Oil is currently – mostly – traded in dollars per barrel, which creates a defacto dollar-based economy. A few years back, one prominent oil producer switched to trading in euros per barrel.

This threatened the entire stability of the dollar as a world currency, and by extension, the US’ economic bubble. After some chaos and turmoil involving the bubble-funded US military, that particular country is now exporting oil by the dollar again, thus once again contributing to the dollar bubble.

That country was Iraq.

Iran and Venezuela have also begun selling their oil in Euros.

As foreign holders of US currency continue selling it off in search of greener pastures, fueling the cycle of devaluation, its plummeting value won’t level off any time soon.  Falkvinge relates the (probably apocryphal) advice from a US economist that we all stock up on precious metals such as, “gold, silver, and copper-jacketed lead.”  I’m on it.

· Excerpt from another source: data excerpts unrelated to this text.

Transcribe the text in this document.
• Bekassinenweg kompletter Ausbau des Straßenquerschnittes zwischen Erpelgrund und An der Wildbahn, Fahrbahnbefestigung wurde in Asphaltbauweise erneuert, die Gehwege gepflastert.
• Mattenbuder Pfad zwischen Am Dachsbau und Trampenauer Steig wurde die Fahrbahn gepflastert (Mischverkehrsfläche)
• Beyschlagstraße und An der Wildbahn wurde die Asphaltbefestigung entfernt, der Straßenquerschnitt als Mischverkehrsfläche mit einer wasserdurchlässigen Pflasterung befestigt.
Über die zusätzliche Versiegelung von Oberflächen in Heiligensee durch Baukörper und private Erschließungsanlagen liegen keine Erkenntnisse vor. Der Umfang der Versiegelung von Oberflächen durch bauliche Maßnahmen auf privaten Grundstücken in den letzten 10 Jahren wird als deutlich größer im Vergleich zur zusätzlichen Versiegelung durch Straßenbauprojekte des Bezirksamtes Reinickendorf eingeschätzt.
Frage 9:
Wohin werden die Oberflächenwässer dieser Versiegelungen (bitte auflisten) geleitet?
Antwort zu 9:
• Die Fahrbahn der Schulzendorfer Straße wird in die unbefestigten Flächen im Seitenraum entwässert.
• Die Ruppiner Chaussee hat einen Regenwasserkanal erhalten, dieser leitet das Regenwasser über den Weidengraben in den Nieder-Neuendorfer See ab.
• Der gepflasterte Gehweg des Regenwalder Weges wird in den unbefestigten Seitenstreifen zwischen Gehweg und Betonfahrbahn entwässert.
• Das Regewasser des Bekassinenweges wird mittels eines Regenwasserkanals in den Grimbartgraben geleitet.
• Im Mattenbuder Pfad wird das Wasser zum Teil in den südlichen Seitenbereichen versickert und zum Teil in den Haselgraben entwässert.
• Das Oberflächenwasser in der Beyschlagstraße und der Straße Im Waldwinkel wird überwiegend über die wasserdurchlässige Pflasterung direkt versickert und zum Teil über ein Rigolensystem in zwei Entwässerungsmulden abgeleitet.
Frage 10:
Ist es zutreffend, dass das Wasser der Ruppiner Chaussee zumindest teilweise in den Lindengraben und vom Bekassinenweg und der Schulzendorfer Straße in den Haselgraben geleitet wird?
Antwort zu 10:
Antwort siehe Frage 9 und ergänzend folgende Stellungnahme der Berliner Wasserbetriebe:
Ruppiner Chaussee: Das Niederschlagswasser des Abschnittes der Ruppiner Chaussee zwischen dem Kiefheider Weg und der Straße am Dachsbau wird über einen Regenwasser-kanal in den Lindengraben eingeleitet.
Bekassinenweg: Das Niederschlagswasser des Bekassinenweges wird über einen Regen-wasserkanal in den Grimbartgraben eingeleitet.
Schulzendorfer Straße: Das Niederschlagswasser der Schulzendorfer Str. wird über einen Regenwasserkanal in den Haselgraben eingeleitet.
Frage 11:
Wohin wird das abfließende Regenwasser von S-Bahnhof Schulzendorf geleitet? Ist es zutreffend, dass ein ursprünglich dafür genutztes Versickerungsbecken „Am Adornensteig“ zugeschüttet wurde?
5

As part of the Coalition of Anarchists for Bush, at the 2000 Republican National Convention (if you click that link, take a moment to reflect on what the web looked like 8 years ago) in Philidelphia, I and a group of about 10 other scraggly kids shouted the following slogan at Ben Stein as he walked into the studio where they were filming a special episode of The Daily Show:

Society’s crumbling, let’s give it a push, why not vote for George Bush?

Ben Stein raised his fist to us in solidarity.  I hope Ben Stein had the foresight to invest some of his money in foreign markets and is still on my side when society takes the big crunch.

Update (3/28/2008):  Warren Buffet agrees.